The beginning takes place in 1974 (what’s up with that year?) where the three brothers are locked up in an institution. They break out, cause major carnage and flee. Twenty-nine years later – so a matter of months before the events of the original film – said asshole college kids on a winter break get lost in a snowstorm and end up taking shelter at the abandoned asylum.

The inbreds seem to still live there, so how and when did they relocate to the shack and gather up all those cars? It should’ve been set in the 90s or something. Missed opportunity.

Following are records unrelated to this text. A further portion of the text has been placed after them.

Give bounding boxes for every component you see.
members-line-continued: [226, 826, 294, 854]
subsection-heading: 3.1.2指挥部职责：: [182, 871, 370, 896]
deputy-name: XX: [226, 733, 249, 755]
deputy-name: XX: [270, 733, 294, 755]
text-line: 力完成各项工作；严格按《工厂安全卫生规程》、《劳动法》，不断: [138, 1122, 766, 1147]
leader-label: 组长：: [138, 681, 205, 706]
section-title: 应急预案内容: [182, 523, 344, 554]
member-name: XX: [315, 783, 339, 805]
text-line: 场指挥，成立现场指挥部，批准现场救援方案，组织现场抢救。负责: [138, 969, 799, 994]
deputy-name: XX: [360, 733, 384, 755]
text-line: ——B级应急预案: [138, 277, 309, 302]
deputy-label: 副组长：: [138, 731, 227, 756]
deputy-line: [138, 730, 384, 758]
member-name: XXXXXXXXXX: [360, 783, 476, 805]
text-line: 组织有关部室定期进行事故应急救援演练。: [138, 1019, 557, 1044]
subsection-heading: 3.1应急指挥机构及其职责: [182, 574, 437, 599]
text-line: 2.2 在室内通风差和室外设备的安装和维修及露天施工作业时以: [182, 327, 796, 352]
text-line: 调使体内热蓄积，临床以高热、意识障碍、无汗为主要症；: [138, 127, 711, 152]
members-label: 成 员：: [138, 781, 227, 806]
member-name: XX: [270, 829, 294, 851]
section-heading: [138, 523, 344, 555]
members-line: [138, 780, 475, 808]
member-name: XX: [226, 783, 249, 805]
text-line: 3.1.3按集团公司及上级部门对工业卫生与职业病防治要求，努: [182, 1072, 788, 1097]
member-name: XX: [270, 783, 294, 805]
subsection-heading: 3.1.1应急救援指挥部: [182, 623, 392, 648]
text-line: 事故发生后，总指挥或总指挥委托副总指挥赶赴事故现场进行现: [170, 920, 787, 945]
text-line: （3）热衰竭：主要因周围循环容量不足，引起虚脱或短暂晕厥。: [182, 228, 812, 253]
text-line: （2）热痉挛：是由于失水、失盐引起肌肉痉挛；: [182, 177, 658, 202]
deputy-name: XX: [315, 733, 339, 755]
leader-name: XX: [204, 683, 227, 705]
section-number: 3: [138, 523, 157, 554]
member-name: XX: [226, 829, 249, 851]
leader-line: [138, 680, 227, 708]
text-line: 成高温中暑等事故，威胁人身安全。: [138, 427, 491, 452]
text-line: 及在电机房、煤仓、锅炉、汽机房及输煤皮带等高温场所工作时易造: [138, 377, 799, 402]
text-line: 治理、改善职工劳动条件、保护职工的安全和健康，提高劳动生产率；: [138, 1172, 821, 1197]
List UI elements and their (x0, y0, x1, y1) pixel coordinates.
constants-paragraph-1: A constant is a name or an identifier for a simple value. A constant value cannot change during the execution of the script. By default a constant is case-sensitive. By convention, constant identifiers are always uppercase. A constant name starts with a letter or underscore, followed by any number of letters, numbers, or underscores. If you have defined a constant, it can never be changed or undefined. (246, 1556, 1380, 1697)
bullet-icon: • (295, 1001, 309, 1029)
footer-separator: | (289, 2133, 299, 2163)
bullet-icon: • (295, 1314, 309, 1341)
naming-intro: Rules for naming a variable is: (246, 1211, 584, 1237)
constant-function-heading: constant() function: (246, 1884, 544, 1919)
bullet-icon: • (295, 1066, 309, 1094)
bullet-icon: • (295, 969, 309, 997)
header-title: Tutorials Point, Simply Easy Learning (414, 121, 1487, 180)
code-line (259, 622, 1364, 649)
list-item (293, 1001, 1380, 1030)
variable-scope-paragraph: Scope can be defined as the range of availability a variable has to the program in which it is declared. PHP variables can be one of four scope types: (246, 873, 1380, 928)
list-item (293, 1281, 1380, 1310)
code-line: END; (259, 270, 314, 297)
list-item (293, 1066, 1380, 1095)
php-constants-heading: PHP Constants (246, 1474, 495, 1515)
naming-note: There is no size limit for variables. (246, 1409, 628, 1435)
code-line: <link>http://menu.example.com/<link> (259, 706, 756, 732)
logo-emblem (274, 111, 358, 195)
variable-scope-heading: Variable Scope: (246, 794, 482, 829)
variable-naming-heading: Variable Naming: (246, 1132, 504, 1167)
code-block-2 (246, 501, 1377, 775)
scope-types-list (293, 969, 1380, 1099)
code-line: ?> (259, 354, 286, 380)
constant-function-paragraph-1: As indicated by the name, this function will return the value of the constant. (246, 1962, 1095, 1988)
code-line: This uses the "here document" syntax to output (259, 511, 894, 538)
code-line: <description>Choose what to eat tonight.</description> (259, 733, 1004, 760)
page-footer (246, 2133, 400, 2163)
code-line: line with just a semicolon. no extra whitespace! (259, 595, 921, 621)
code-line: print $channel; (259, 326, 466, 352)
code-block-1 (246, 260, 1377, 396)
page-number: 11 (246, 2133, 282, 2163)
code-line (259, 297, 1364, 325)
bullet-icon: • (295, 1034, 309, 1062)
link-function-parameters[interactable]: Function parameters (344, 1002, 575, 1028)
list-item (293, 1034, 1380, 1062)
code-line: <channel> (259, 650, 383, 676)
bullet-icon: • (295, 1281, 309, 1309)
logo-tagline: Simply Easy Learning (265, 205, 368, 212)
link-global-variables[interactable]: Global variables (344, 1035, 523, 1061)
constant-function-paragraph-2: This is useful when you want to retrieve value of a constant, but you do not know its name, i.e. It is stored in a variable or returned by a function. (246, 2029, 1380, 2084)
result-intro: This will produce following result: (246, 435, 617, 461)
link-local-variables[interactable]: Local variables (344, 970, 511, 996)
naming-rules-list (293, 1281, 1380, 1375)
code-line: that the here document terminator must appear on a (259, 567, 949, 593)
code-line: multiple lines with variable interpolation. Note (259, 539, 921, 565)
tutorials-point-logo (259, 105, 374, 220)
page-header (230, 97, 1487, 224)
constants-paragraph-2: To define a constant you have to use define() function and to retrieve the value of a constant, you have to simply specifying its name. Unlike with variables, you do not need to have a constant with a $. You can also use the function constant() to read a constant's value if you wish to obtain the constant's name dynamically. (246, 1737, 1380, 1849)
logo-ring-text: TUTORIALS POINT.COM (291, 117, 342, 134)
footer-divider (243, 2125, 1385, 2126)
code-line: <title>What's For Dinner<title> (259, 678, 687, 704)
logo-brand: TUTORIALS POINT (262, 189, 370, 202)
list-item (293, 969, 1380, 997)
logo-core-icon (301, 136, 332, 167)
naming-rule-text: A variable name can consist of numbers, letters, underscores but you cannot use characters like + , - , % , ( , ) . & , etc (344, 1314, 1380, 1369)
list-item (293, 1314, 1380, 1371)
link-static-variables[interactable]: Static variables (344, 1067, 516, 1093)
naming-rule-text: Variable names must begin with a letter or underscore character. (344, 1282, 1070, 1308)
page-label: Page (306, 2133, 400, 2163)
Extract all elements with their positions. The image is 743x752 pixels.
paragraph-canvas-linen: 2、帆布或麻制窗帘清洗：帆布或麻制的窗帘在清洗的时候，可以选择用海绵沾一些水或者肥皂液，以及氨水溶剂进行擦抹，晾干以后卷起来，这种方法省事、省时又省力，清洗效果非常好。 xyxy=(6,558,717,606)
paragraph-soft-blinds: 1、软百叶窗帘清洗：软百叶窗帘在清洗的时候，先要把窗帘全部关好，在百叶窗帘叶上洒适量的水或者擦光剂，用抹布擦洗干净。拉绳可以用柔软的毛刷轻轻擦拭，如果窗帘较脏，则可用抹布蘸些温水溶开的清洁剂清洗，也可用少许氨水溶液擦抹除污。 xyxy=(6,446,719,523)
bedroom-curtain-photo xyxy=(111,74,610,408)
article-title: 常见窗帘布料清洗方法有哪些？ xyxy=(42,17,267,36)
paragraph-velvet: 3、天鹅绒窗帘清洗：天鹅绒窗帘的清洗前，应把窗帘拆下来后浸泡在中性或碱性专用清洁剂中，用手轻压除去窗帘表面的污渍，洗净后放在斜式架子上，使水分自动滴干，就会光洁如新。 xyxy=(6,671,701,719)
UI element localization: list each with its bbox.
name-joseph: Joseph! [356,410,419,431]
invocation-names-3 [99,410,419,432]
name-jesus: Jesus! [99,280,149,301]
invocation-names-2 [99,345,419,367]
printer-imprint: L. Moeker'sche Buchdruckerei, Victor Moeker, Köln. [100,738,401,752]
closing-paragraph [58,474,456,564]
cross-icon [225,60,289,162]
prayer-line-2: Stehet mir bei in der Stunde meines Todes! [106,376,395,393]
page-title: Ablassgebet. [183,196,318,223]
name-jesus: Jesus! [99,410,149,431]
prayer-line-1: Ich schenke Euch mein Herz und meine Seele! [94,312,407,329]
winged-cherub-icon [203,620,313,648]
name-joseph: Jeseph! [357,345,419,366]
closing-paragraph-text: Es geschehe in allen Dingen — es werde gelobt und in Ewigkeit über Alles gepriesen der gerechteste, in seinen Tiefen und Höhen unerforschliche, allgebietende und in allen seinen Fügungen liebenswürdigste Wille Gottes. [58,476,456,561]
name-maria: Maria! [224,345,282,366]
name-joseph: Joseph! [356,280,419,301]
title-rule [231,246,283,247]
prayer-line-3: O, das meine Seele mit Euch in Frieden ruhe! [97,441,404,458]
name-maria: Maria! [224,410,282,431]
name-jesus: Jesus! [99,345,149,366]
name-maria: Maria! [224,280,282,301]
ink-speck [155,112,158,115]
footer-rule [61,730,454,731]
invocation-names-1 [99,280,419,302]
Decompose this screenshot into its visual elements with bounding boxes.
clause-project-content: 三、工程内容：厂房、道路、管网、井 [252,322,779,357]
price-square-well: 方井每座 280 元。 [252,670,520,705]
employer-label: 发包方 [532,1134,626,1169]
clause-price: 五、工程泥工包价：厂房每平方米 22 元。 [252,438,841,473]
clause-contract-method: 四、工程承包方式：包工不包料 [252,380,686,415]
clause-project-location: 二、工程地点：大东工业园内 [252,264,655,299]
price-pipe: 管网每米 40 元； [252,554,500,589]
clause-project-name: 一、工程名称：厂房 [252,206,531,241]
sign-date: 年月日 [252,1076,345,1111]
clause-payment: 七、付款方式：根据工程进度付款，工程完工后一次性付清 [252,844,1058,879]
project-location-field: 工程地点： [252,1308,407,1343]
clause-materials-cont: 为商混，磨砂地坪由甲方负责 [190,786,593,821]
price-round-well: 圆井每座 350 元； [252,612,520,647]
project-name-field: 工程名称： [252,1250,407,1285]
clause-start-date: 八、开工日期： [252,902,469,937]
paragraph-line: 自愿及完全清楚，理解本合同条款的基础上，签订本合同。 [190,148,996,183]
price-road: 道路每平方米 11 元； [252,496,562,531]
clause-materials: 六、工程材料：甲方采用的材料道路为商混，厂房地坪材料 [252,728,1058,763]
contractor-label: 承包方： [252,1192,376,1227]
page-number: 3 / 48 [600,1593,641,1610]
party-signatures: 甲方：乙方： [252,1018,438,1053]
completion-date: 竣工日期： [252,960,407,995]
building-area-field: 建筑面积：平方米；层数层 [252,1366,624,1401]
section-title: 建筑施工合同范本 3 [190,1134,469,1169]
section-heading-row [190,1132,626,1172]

That said, Bloody Beginnings is better than Wrong Turn 3, following a more common body count opus and the kills are grisly and inventive and don’t rely too much on CGI. The teens’ numbers dwindle until there are just four girls left, who attempt to fight back with mixed results but there are too many characters in the first place, many of whom are indistinguishable from one another.

It’s been said for years that Jason should have a snowbound adventure and it looks like the WT team have beaten him to it for the time being. Maybe in Wrong Turn 5 the hillbillies will take Manhattan?

Blurb-of-interest: O’Brien also directed Wrong Turn 3.

11.11.11 Ashes to ashes

bereavement_dvd-2BEREAVEMENT

2 Stars 2010/108m

A.k.a. Malevolence 2

Director/Writer: Stevan Mena / Cast: Michael Biehn, Alexandra Daddario, Brett Rickaby, Nolan Gerard Funk, John Savage, Spencer List, Kathryn Meisle, Peyton List, Valentina De Angelis.

Body Count: 10


Don’t cry for me Stevan Mena, the truth is your prequel’s boring

All through it’s run time, I played Solitaire

I cut my toenails, I trimmed my chest hair…

Internal-Evita aside, Malevolence was one of those weird films, both overrated and underrated at the same time. For a no-budget slasher flick, it wrung loads out of the kind of Asian-influenced photography any big studio horror film would kill for.

As the middle part of a proposed trilogy, six years later came the first bit: Bereavement, which begins with the 1989 abduction of little Martin Bristol, who has a rare condition that means he feels no pain. The local schizo killer takes him from his back yard and spends the next five years trying to teach him to kill young girls.

Meanwhile – in 1994 anyway – recently-orphaned teenager Allison arrives in town to live with Uncle Michael Biehn and his little family. She’s a long distance runner and jogs past the creepy old shut down Sutter abattoir where loon and kid live in harmony, seemingly abducting a new girl every few days without anybody raising an eyebrow.

Allison has adjustment problems, hangs out with the local bad kid, and eventually strays into the old building where she is held captive, escapes, fights the killer and such.

Unlike Malevolence‘s slow-burn homage to the really early days of under-lit slasherdom, Bereavement is more of a character study, setting things up for what will hopefully be a pretty good third entry.

Alas, unlike its predecessor (or whatever we call it considering it came first but follows the story…?), Bereavement is depressing and also kinda dull. For all of Mena’s beautifully orchestrated cinematography of pylons, vast fields and Sutter’s creepy old truck idling along empty roads, there’s long drawn out scenes where little happens (possibly accentuating the lack of life around the small town) or young girls are chained up and knifed to death.

It’s never explained why the police aren’t sniffing around for numerous missing ladies or why the killer only picks them. There’s an unsettling Bundy-esque bleakness to Sutter’s abduction technique (shown only once) and Bereavement only becomes an actual slasher flick towards the end.

And the end is downbeat, drab and a portent of doom. I was happy to see the cute puppy survive but after being impressed by what Mena sculpted out of what little he had in Malevolence, this has an aura of self-indulgence that I hope doesn’t leak into the final film. If it ever gets made.

Blurbs-of-interest: Michael Biehn was in The Fan and Cherry Falls; Alexandra Daddario was later in Texas Chainsaw 3D; John Savage was in Christina’s House.